Co-host Ainsley Earhardt asked Trump whether any land swaps between the warring countries were discussed at Monday’s meeting, to which the president responded by saying that Ukraine would “get a lot of land,” before he launched into a ramble about Russia’s military might.
“Russia is a powerful military nation. You know, whether people like it or not, it’s a powerful nation. It’s a much bigger nation,” Trump said. “It’s not a war that should have been started. You don’t do that. You don’t take on a nation that’s 10 times your size.
“If it wasn’t for the greatest military equipment, we make the greatest military equipment in the world. And we gave them, you know… whatever they took probably a lot of money too,” Trump added.

Russia invaded Ukraine in February 2022.
Trump has repeatedly blamed the conflict on his predecessors, former presidents Joe Biden and Barack Obama, but not Putin.
“The thing is a mess. This was started by Joe Biden,” Trump told the network. “This was a war that should have never happened.”
The president also lashed out at Obama and claimed he “gave Crimea away” in 2014 in “the worst real estate deal I’ve ever seen.”
Obama has faced criticism in the past for “underestimating” the threat from Russia and how his administration handled the 2014 invasion of Ukraine, where Putin illegally annexed the peninsula of Crimea.

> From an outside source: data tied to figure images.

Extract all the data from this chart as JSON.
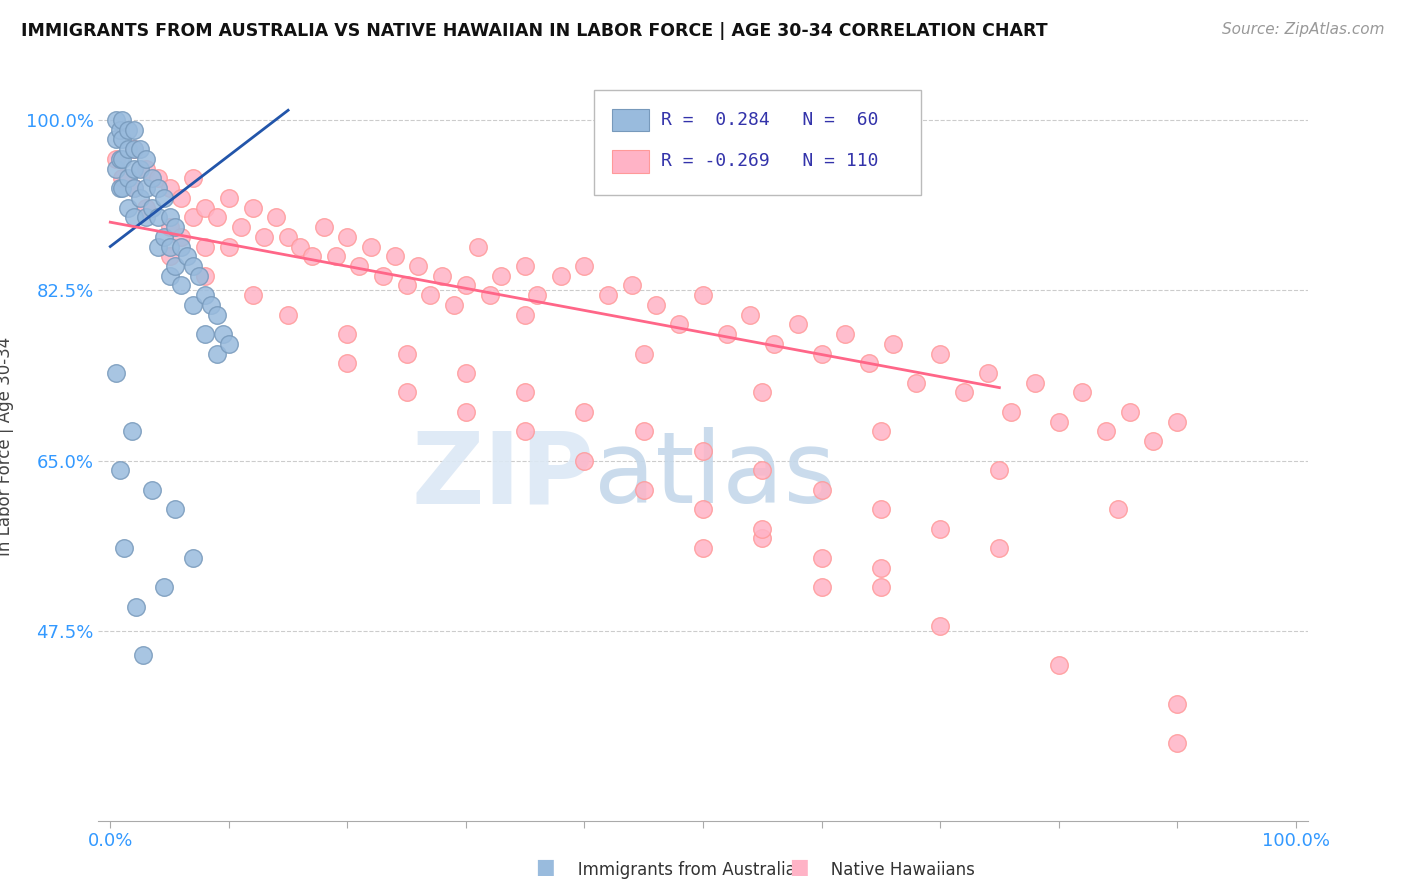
{
  "title": "IMMIGRANTS FROM AUSTRALIA VS NATIVE HAWAIIAN IN LABOR FORCE | AGE 30-34 CORRELATION CHART",
  "source": "Source: ZipAtlas.com",
  "ylabel": "In Labor Force | Age 30-34",
  "xlim": [
    -0.01,
    1.01
  ],
  "ylim": [
    0.28,
    1.05
  ],
  "yticks": [
    0.475,
    0.65,
    0.825,
    1.0
  ],
  "ytick_labels": [
    "47.5%",
    "65.0%",
    "82.5%",
    "100.0%"
  ],
  "blue_R": 0.284,
  "blue_N": 60,
  "pink_R": -0.269,
  "pink_N": 110,
  "blue_color": "#99BBDD",
  "pink_color": "#FFB3C6",
  "blue_edge_color": "#7799BB",
  "pink_edge_color": "#FF9999",
  "blue_line_color": "#2255AA",
  "pink_line_color": "#FF6688",
  "legend_label_blue": "Immigrants from Australia",
  "legend_label_pink": "Native Hawaiians",
  "blue_scatter_x": [
    0.005,
    0.005,
    0.005,
    0.008,
    0.008,
    0.008,
    0.01,
    0.01,
    0.01,
    0.01,
    0.015,
    0.015,
    0.015,
    0.015,
    0.02,
    0.02,
    0.02,
    0.02,
    0.02,
    0.025,
    0.025,
    0.025,
    0.03,
    0.03,
    0.03,
    0.035,
    0.035,
    0.04,
    0.04,
    0.04,
    0.045,
    0.045,
    0.05,
    0.05,
    0.05,
    0.055,
    0.055,
    0.06,
    0.06,
    0.065,
    0.07,
    0.07,
    0.075,
    0.08,
    0.08,
    0.085,
    0.09,
    0.09,
    0.095,
    0.1,
    0.005,
    0.008,
    0.012,
    0.018,
    0.022,
    0.028,
    0.035,
    0.045,
    0.055,
    0.07
  ],
  "blue_scatter_y": [
    1.0,
    0.98,
    0.95,
    0.99,
    0.96,
    0.93,
    1.0,
    0.98,
    0.96,
    0.93,
    0.99,
    0.97,
    0.94,
    0.91,
    0.99,
    0.97,
    0.95,
    0.93,
    0.9,
    0.97,
    0.95,
    0.92,
    0.96,
    0.93,
    0.9,
    0.94,
    0.91,
    0.93,
    0.9,
    0.87,
    0.92,
    0.88,
    0.9,
    0.87,
    0.84,
    0.89,
    0.85,
    0.87,
    0.83,
    0.86,
    0.85,
    0.81,
    0.84,
    0.82,
    0.78,
    0.81,
    0.8,
    0.76,
    0.78,
    0.77,
    0.74,
    0.64,
    0.56,
    0.68,
    0.5,
    0.45,
    0.62,
    0.52,
    0.6,
    0.55
  ],
  "pink_scatter_x": [
    0.005,
    0.01,
    0.02,
    0.02,
    0.03,
    0.03,
    0.04,
    0.05,
    0.05,
    0.06,
    0.06,
    0.07,
    0.07,
    0.08,
    0.08,
    0.09,
    0.1,
    0.1,
    0.11,
    0.12,
    0.13,
    0.14,
    0.15,
    0.16,
    0.17,
    0.18,
    0.19,
    0.2,
    0.21,
    0.22,
    0.23,
    0.24,
    0.25,
    0.26,
    0.27,
    0.28,
    0.29,
    0.3,
    0.31,
    0.32,
    0.33,
    0.35,
    0.36,
    0.38,
    0.4,
    0.42,
    0.44,
    0.46,
    0.48,
    0.5,
    0.52,
    0.54,
    0.56,
    0.58,
    0.6,
    0.62,
    0.64,
    0.66,
    0.68,
    0.7,
    0.72,
    0.74,
    0.76,
    0.78,
    0.8,
    0.82,
    0.84,
    0.86,
    0.88,
    0.9,
    0.05,
    0.08,
    0.12,
    0.15,
    0.2,
    0.25,
    0.3,
    0.35,
    0.4,
    0.45,
    0.5,
    0.55,
    0.6,
    0.65,
    0.7,
    0.75,
    0.2,
    0.25,
    0.3,
    0.35,
    0.4,
    0.45,
    0.5,
    0.55,
    0.6,
    0.65,
    0.35,
    0.45,
    0.55,
    0.65,
    0.75,
    0.85,
    0.5,
    0.6,
    0.7,
    0.8,
    0.9,
    0.55,
    0.65,
    0.9
  ],
  "pink_scatter_y": [
    0.96,
    0.94,
    0.97,
    0.93,
    0.95,
    0.91,
    0.94,
    0.93,
    0.89,
    0.92,
    0.88,
    0.94,
    0.9,
    0.91,
    0.87,
    0.9,
    0.92,
    0.87,
    0.89,
    0.91,
    0.88,
    0.9,
    0.88,
    0.87,
    0.86,
    0.89,
    0.86,
    0.88,
    0.85,
    0.87,
    0.84,
    0.86,
    0.83,
    0.85,
    0.82,
    0.84,
    0.81,
    0.83,
    0.87,
    0.82,
    0.84,
    0.85,
    0.82,
    0.84,
    0.85,
    0.82,
    0.83,
    0.81,
    0.79,
    0.82,
    0.78,
    0.8,
    0.77,
    0.79,
    0.76,
    0.78,
    0.75,
    0.77,
    0.73,
    0.76,
    0.72,
    0.74,
    0.7,
    0.73,
    0.69,
    0.72,
    0.68,
    0.7,
    0.67,
    0.69,
    0.86,
    0.84,
    0.82,
    0.8,
    0.78,
    0.76,
    0.74,
    0.72,
    0.7,
    0.68,
    0.66,
    0.64,
    0.62,
    0.6,
    0.58,
    0.56,
    0.75,
    0.72,
    0.7,
    0.68,
    0.65,
    0.62,
    0.6,
    0.57,
    0.55,
    0.52,
    0.8,
    0.76,
    0.72,
    0.68,
    0.64,
    0.6,
    0.56,
    0.52,
    0.48,
    0.44,
    0.4,
    0.58,
    0.54,
    0.36
  ],
  "blue_line_x0": 0.0,
  "blue_line_x1": 0.15,
  "blue_line_y0": 0.87,
  "blue_line_y1": 1.01,
  "pink_line_x0": 0.0,
  "pink_line_x1": 0.75,
  "pink_line_y0": 0.895,
  "pink_line_y1": 0.725
}
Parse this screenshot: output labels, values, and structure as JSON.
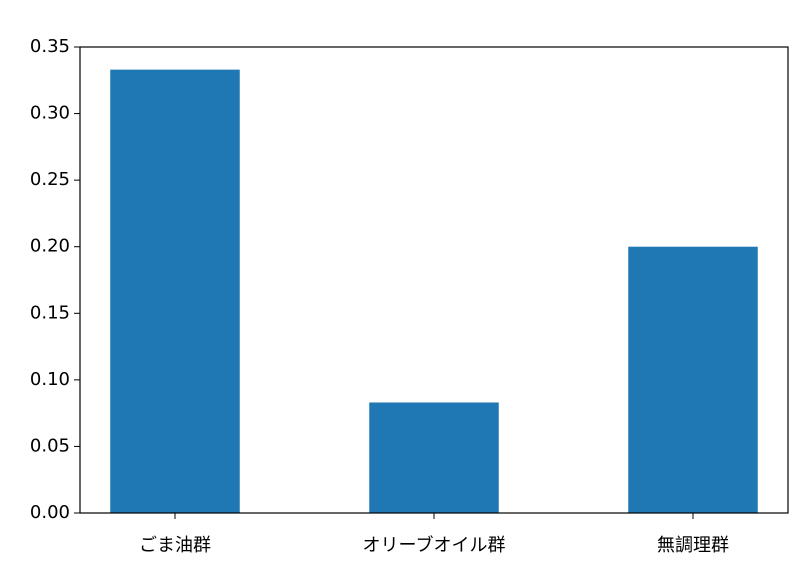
{
  "chart_data": {
    "type": "bar",
    "categories": [
      "ごま油群",
      "オリーブオイル群",
      "無調理群"
    ],
    "values": [
      0.333,
      0.083,
      0.2
    ],
    "color": "#1f77b4",
    "ylim": [
      0,
      0.35
    ],
    "yticks": [
      {
        "value": 0,
        "label": "0.00"
      },
      {
        "value": 0.05,
        "label": "0.05"
      },
      {
        "value": 0.1,
        "label": "0.10"
      },
      {
        "value": 0.15,
        "label": "0.15"
      },
      {
        "value": 0.2,
        "label": "0.20"
      },
      {
        "value": 0.25,
        "label": "0.25"
      },
      {
        "value": 0.3,
        "label": "0.30"
      },
      {
        "value": 0.35,
        "label": "0.35"
      }
    ],
    "grid": false
  }
}
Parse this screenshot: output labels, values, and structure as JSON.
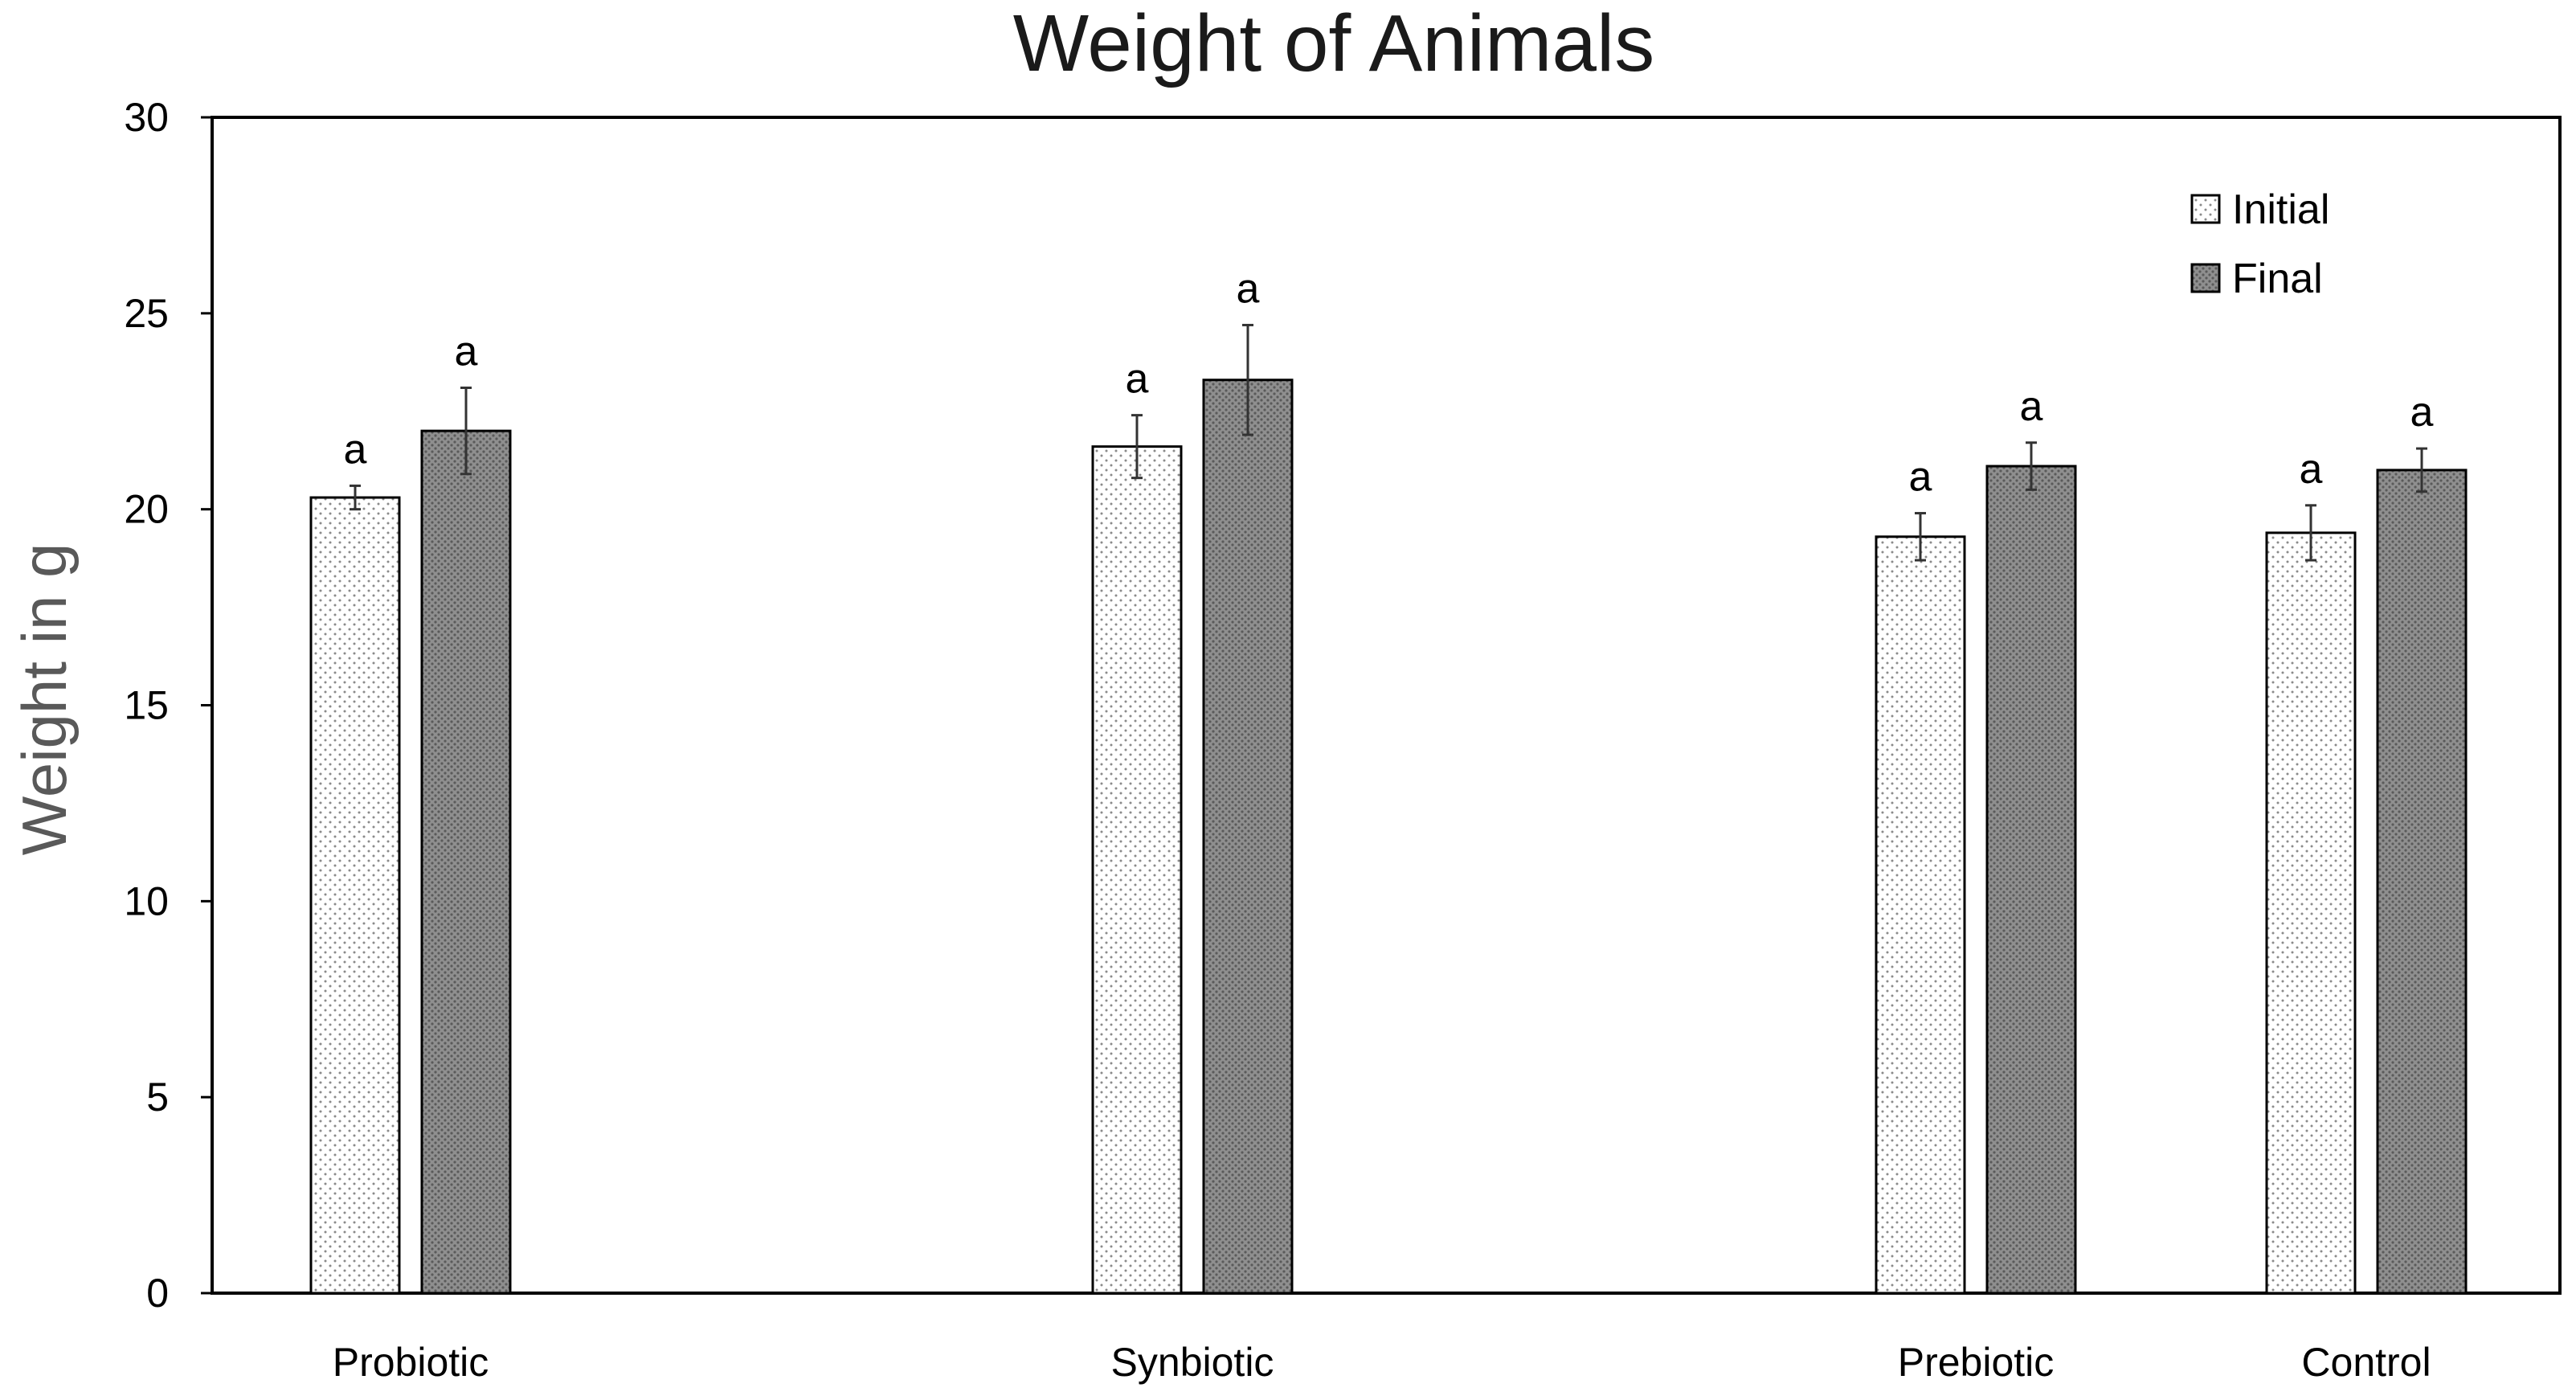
{
  "chart_data": {
    "type": "bar",
    "title": "Weight of Animals",
    "xlabel": "",
    "ylabel": "Weight in g",
    "ylim": [
      0,
      30
    ],
    "yticks": [
      "0",
      "5",
      "10",
      "15",
      "20",
      "25",
      "30"
    ],
    "grid": false,
    "legend_position": "top-right",
    "categories": [
      "Probiotic",
      "Synbiotic",
      "Prebiotic",
      "Control"
    ],
    "series": [
      {
        "name": "Initial",
        "pattern": "dotted",
        "fill": "#ffffff",
        "dot_color": "#8a8a8a",
        "values": [
          20.3,
          21.6,
          19.3,
          19.4
        ],
        "errors": [
          0.3,
          0.8,
          0.6,
          0.7
        ],
        "annotations": [
          "a",
          "a",
          "a",
          "a"
        ]
      },
      {
        "name": "Final",
        "pattern": "crosshatch",
        "fill": "#8f8f8f",
        "dot_color": "#5a5a5a",
        "values": [
          22.0,
          23.3,
          21.1,
          21.0
        ],
        "errors": [
          1.1,
          1.4,
          0.6,
          0.55
        ],
        "annotations": [
          "a",
          "a",
          "a",
          "a"
        ]
      }
    ]
  },
  "colors": {
    "axis": "#000000",
    "bar_outline": "#000000",
    "title_text": "#1a1a1a",
    "ylabel_text": "#595959",
    "tick_text": "#000000"
  }
}
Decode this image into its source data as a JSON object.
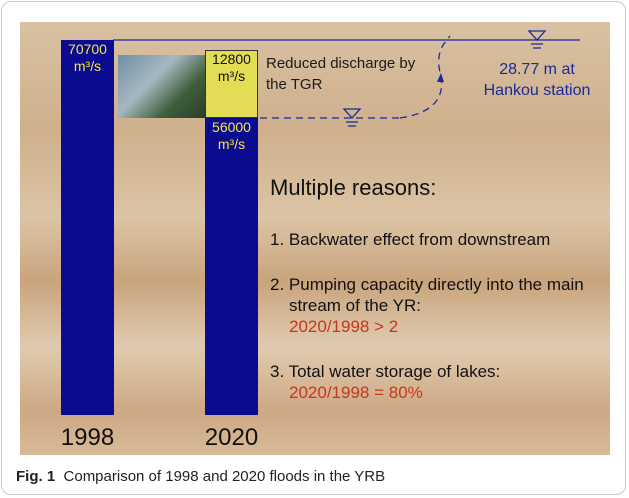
{
  "chart_data": {
    "type": "bar",
    "stacked": true,
    "categories": [
      "1998",
      "2020"
    ],
    "series": [
      {
        "color": "#0b0b8f",
        "values": [
          70700,
          56000
        ],
        "value_labels": [
          "70700 m³/s",
          "56000 m³/s"
        ]
      },
      {
        "color": "#e3dc55",
        "values": [
          null,
          12800
        ],
        "value_labels": [
          null,
          "12800 m³/s"
        ]
      }
    ],
    "ylim": [
      0,
      70700
    ],
    "annotations": [
      "Reduced discharge by the TGR",
      "28.77 m at Hankou station"
    ]
  },
  "panel": {
    "heading": "Multiple reasons:",
    "items": [
      {
        "text": "1. Backwater effect from downstream"
      },
      {
        "text": "2. Pumping capacity directly into the main stream of the YR:",
        "note": "2020/1998 > 2"
      },
      {
        "text": "3. Total water storage of lakes:",
        "note": "2020/1998 = 80%"
      }
    ]
  },
  "caption": {
    "label": "Fig. 1",
    "text": "Comparison of 1998 and 2020 floods in the YRB"
  }
}
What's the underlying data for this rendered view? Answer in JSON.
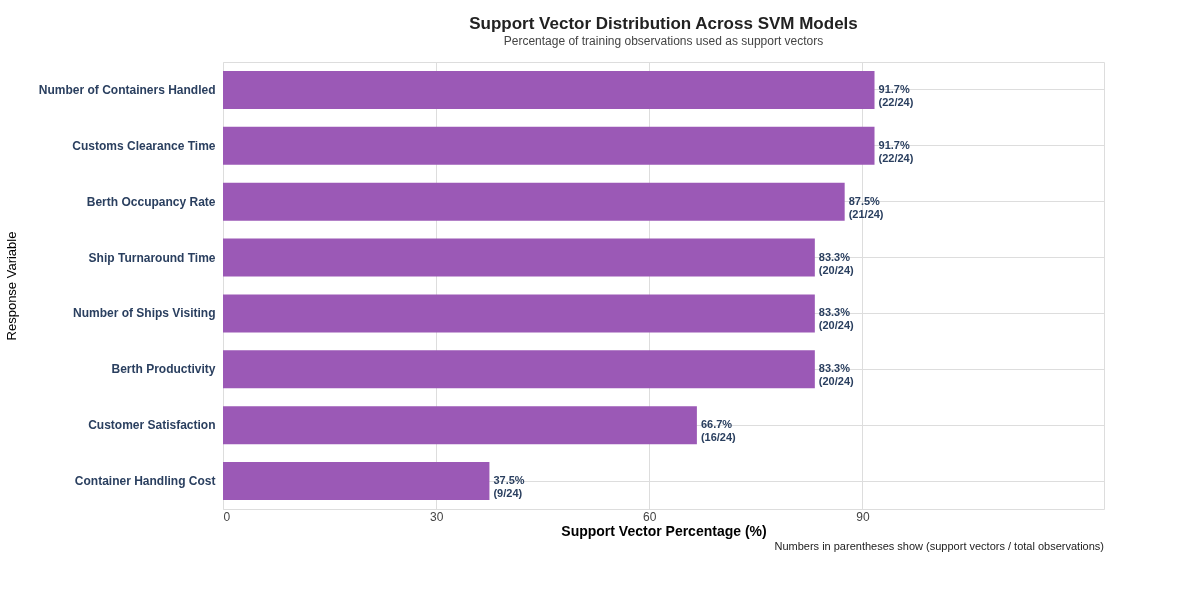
{
  "chart_data": {
    "type": "bar",
    "orientation": "horizontal",
    "title": "Support Vector Distribution Across SVM Models",
    "subtitle": "Percentage of training observations used as support vectors",
    "xlabel": "Support Vector Percentage (%)",
    "ylabel": "Response Variable",
    "categories": [
      "Number of Containers Handled",
      "Customs Clearance Time",
      "Berth Occupancy Rate",
      "Ship Turnaround Time",
      "Number of Ships Visiting",
      "Berth Productivity",
      "Customer Satisfaction",
      "Container Handling Cost"
    ],
    "values": [
      91.7,
      91.7,
      87.5,
      83.3,
      83.3,
      83.3,
      66.7,
      37.5
    ],
    "value_labels": [
      "91.7%\n(22/24)",
      "91.7%\n(22/24)",
      "87.5%\n(21/24)",
      "83.3%\n(20/24)",
      "83.3%\n(20/24)",
      "83.3%\n(20/24)",
      "66.7%\n(16/24)",
      "37.5%\n(9/24)"
    ],
    "color": "#9b59b6",
    "xlim": [
      0,
      124
    ],
    "xticks": [
      0,
      30,
      60,
      90
    ],
    "grid": true,
    "annotations": [
      "Numbers in parentheses show (support vectors / total observations)"
    ]
  }
}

The former president previously defended himself against the backlash and said the circumstances were not the same as the 2022 invasion.

After greeting Putin warmly in Alaska last week, Trump touted his “very good relationship” with the Russian strongman but told Fox & Friends his priority was getting a deal.
“I called President Putin yesterday, and I do have a good relationship, but it, you know, only matters if we get things done,” he said. “Otherwise, I don’t care about the relationship. I do have a good relationship with him, but I want to get things done.”
At Monday’s historic meeting with Zelensky and European leaders— including U.K. Prime Minister Keir Starmer and NATO Secretary General Mark Rutte—Trump gave a commitment of American resources to support the future security of Ukraine.
“Everyone is very happy about the possibility of PEACE for Russia/Ukraine,” Trump wrote on Truth Social following Monday’s meetings.
Trump said he called Putin himself and they “began the arrangements for a meeting, at a location to be determined, between President Putin and President Zelensky.”
“After that meeting takes place, we will have a Trilat, which would be the two Presidents, plus myself,” Trump said. “Again, this was a very good, early step for a War that has been going on for almost four years.”